Ai Coding 4 min read

The AI Coding Workflow That Actually Works

The practical coding workflow with AI: what to hand the model, what to review line by line, and when to throw the output away.

AI-assisted coding looks easy in demos. Type a prompt, get perfect code, ship it. Reality is messier. The model gives you something that compiles, passes a quick test, and falls apart in edge cases. Or it solves the wrong problem. Or it introduces a subtle bug you don’t catch until production. The gap between “it works in the chat” and “it works in your codebase” is where most people get stuck.

Here’s the workflow that actually works, based on real experience, not demos.

What to Hand the Model

Context matters more than prompt craft. The model can’t see your codebase, your conventions, or your constraints. You have to provide them.

Give it the relevant code. Don’t paste your entire 10,000-line codebase. Extract the function, class, or module you’re working on. Include the imports. Include the types or interfaces it needs. The model works with what you give it. Garbage in, garbage out.

State the constraints. “We use React 18 and functional components.” “This runs in a serverless environment with a 10-second timeout.” “We can’t add new dependencies.” The model will happily suggest solutions that violate your constraints if you don’t spell them out. It has no memory of your stack.

Be specific about the task. “Add error handling” is vague. “Add a try-catch that logs the error and returns a 500 with a generic message” is specific. The more precise you are, the less you’ll have to fix.

What to Review Line by Line

Never trust the output blindly. The model is statistically plausible, not correct. It will confidently produce code that looks right and isn’t.

Read every line. Yes, every line. Especially the parts you didn’t ask for. The model might “helpfully” add error handling that swallows exceptions, or a dependency you don’t need, or a security hole. Skimming is how bugs slip through.

Run the code. Locally. With real data. Edge cases. The model doesn’t execute. It predicts. Your test suite might pass while production fails. Run it yourself.

Check the dependencies. Did it add an import? A new package? Verify it exists, it’s maintained, and it doesn’t conflict with what you have. I’ve seen models suggest packages that were deprecated years ago.

When to Throw the Output Away

Sometimes the best move is to delete everything and start over. Know the signs:

The approach is wrong. The model solved a different problem than the one you have. Refining the prompt won’t fix it. Start fresh with a clearer problem statement.

The fix is more work than rewriting. You’re patching so many issues that a clean implementation would be faster. Cut your losses.

You don’t understand it. If you can’t explain the code to a colleague, don’t ship it. You’ll own it when it breaks. Either learn it or replace it.

It’s overengineered. The model loves to add abstractions, factories, and “flexibility” you don’t need. Simple code is easier to maintain. If the output feels like a framework when you needed a function, simplify.

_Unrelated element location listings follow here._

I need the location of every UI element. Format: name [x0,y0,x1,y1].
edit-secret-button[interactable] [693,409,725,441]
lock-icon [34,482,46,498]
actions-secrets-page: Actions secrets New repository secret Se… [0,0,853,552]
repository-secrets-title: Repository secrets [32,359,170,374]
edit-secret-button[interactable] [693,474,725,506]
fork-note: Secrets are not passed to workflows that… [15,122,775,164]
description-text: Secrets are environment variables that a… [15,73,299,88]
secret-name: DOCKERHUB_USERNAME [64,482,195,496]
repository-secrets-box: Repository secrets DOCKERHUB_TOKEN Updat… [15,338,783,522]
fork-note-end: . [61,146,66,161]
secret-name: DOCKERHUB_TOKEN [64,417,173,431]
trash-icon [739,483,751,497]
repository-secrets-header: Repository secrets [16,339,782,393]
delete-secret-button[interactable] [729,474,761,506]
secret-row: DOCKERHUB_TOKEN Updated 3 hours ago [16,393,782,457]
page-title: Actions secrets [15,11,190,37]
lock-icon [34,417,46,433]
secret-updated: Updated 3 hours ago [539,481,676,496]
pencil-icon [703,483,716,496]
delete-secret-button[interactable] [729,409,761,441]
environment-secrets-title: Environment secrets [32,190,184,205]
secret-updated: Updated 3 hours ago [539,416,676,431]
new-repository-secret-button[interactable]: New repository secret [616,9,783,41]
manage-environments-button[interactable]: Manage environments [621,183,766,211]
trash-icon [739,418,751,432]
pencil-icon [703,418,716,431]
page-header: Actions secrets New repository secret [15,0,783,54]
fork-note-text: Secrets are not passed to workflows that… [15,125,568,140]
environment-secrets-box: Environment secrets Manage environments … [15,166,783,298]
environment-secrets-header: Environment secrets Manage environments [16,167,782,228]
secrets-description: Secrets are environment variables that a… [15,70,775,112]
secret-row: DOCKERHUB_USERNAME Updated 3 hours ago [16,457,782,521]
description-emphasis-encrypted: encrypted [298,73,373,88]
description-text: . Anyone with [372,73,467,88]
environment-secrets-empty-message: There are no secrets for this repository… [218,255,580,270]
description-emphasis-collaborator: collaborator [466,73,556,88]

Completions, Generation, and Iteration

The workflow differs by task:

Completions (inline suggestions): Great for boilerplate, repetitive patterns, and finishing lines you’ve started. Low risk. You’re still driving. Review as you accept. Don’t tab through blindly.

Generation (full functions or files): Higher risk. Use for scaffolding, tests, and well-defined problems. Always review. Iterate with follow-up prompts if something’s off (“add null checks” or “use our logging utility instead of console.log”), but don’t iterate forever. If you’re on the third revision and it’s still wrong, rewrite.

Refactoring: Tricky. The model might change behavior while “improving” structure. Diff carefully. Run the full test suite. Refactoring with AI is a collaboration, not a handoff.

The Meta-Rule

The workflow that works is the one where you stay in control. AI is a lever. You’re the one who decides where to push, what to keep, and what to throw away. The people who get the most from these tools are the ones who treat the output as a draft: useful, but never final until they’ve made it theirs.